Si può ancora dire che a Bergamo la situazione è migliore perché siamo stati i più colpiti nella prima ondata?
«I numeri ci dicono di sì. Noi oltre ad avere dei tassi di copertura vaccinale molto buoni, abbiamo una popolazione che è stata più esposta nei primi mesi della pandemia. Per questo possiamo essere ragionevolmente tranquilli per ciò che potrà accadere nei prossimi mesi».

Oggi chi entra in ospedale malato di Covid?
«Vediamo quasi solo non vaccinati, con qualche sporadica eccezione di persone che, andando incontro ad altre patologie, sviluppano varie forme di immunodepressione e quindi l’efficienza del loro sistema immunitario, pure a fonte di una vaccinazione, non è garantita».

Insomma, il vaccino funziona davvero.
«Sì, basti pensare che l’antinfluenzale protegge solo per il 50-60%. Dopodiché, qualche raro caso di persone vaccinate che si ammalano possiamo aspettarcelo, anche perché la protezione totale non esiste».

Quando la terza dose?
«Lo scenario è in evoluzione, stiamo ancora raccogliendo informazioni in merito. Qualche Paese è già partito e in Italia c’è un orientamento ad iniziare dai più fragili. Ma prima o poi ci arriveremo tutti».

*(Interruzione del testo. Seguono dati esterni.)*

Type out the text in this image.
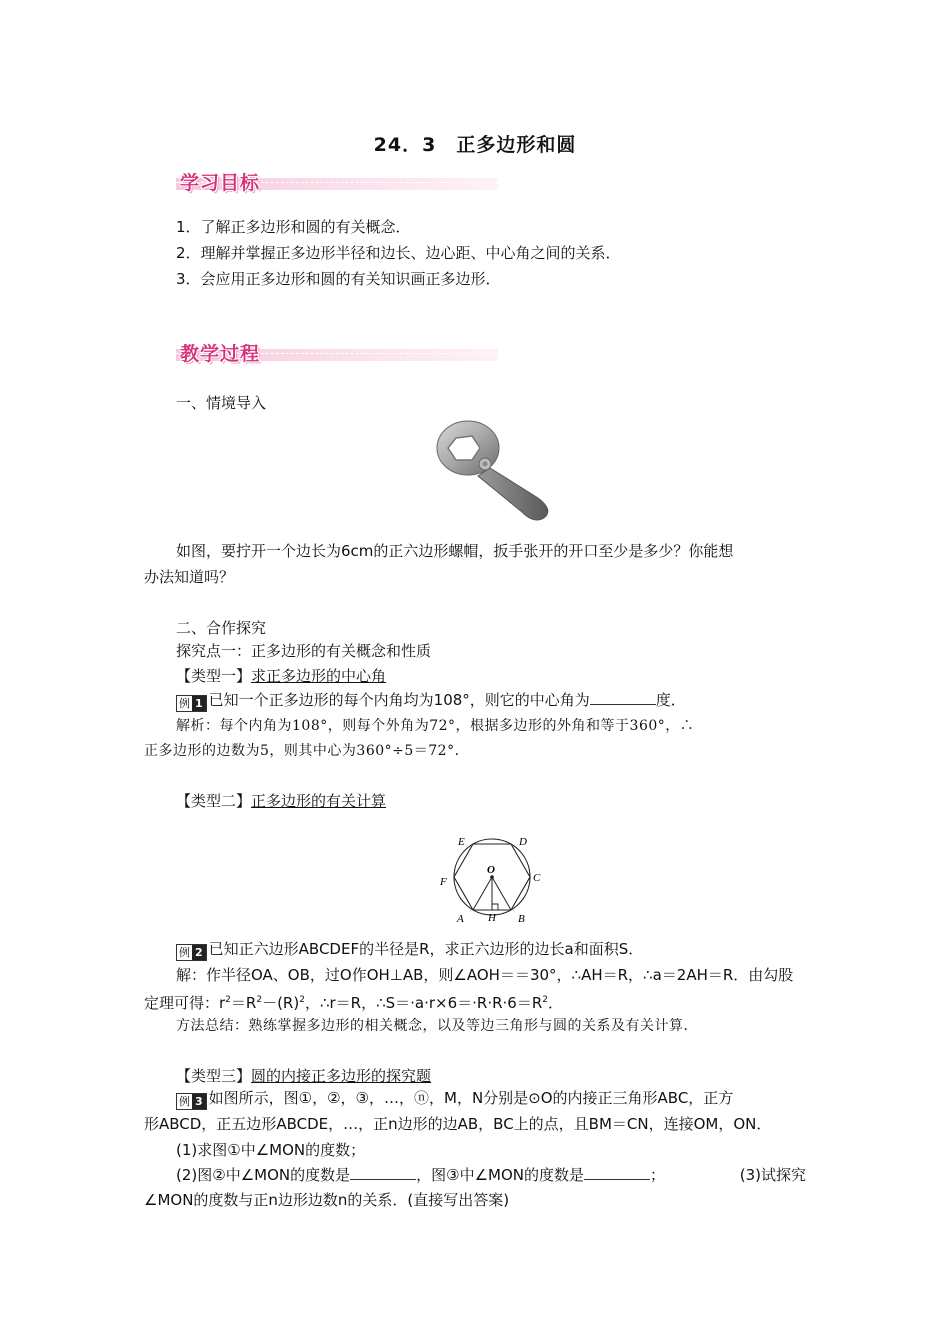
24．3　正多边形和圆
学习目标
1．了解正多边形和圆的有关概念．
2．理解并掌握正多边形半径和边长、边心距、中心角之间的关系．
3．会应用正多边形和圆的有关知识画正多边形．
教学过程
一、情境导入
如图，要拧开一个边长为6cm的正六边形螺帽，扳手张开的开口至少是多少？你能想
办法知道吗？
二、合作探究
探究点一：正多边形的有关概念和性质
【类型一】求正多边形的中心角
例 1 已知一个正多边形的每个内角均为108°，则它的中心角为	度．
解析：每个内角为108°，则每个外角为72°，根据多边形的外角和等于360°，∴
正多边形的边数为5，则其中心为360°÷5＝72°．
【类型二】正多边形的有关计算
E	D
O
F	C
A H B
例 2 已知正六边形ABCDEF的半径是R，求正六边形的边长a和面积S．
解：作半径OA、OB，过O作OH⊥AB，则∠AOH＝＝30°，∴AH＝R，∴a＝2AH＝R．由勾股
定理可得：$r^2=R^2-(R)^2$，∴r＝R，$\therefore S=\cdot a\cdot r\times 6=\cdot R\cdot R\cdot 6=R^2$．
方法总结：熟练掌握多边形的相关概念，以及等边三角形与圆的关系及有关计算．
【类型三】圆的内接正多边形的探究题
例 3 如图所示，图①，②，③，…，ⓝ，M，N分别是⊙O的内接正三角形ABC，正方
形ABCD，正五边形ABCDE，…，正n边形的边AB，BC上的点，且BM＝CN，连接OM，ON．
(1)求图①中∠MON的度数；
(2)图②中∠MON的度数是	，图③中∠MON的度数是	；	(3)试探究
∠MON的度数与正n边形边数n的关系．(直接写出答案)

Qual è la situazione oggi, rispetto a un anno fa?
«Nel 2020 a fine agosto eravamo contenti perché avevamo passato un’estate più tranquilla. Le restrizioni di primavera avevano infatti funzionato e abbiamo goduto a fondo dei loro benefici. Poi le misure sono state allentate e la situazione si è di nuovo sbilanciata, anche perché non c’era ancora il vaccino. Quest’anno abbiamo potuto cambiare un po’ le regole del gioco: siamo arrivati all’estate con misure meno restrittive, abbiamo corso un rischio ragionato e qualche caso in più c’è stato».

Ora è importante accelerare di nuovo con la campagna vaccinale e puntare sui giovani.
«Una certa rincorsa c’è stata anche prima delle vacanze, poi è chiaro che ad agosto le vaccinazioni si sono abbassate. Ma la percezione che il vaccino è da fare mi sembra abbastanza diffusa».

Si è parlato di renderlo obbligatorio. Lei sarebbe favorevole?
«Sarebbe un provvedimento facile da introdurre, ma il problema è un altro: cosa fare quando qualcuno non si vaccina? A parte una sanzione amministrativa, non c’è altro da fare. Sarebbe un obbligo solo sulla carta».

E il green pass?
«Quello funziona: non serve l’obbligo di vaccinazione se si impedisce a chi non è vaccinato di accedere a servizi essenziali, viaggi, movimenti e scuole. La logica del green pass per alcune attività a tutela della collettività funziona. E ha convinto molti a vaccinarsi».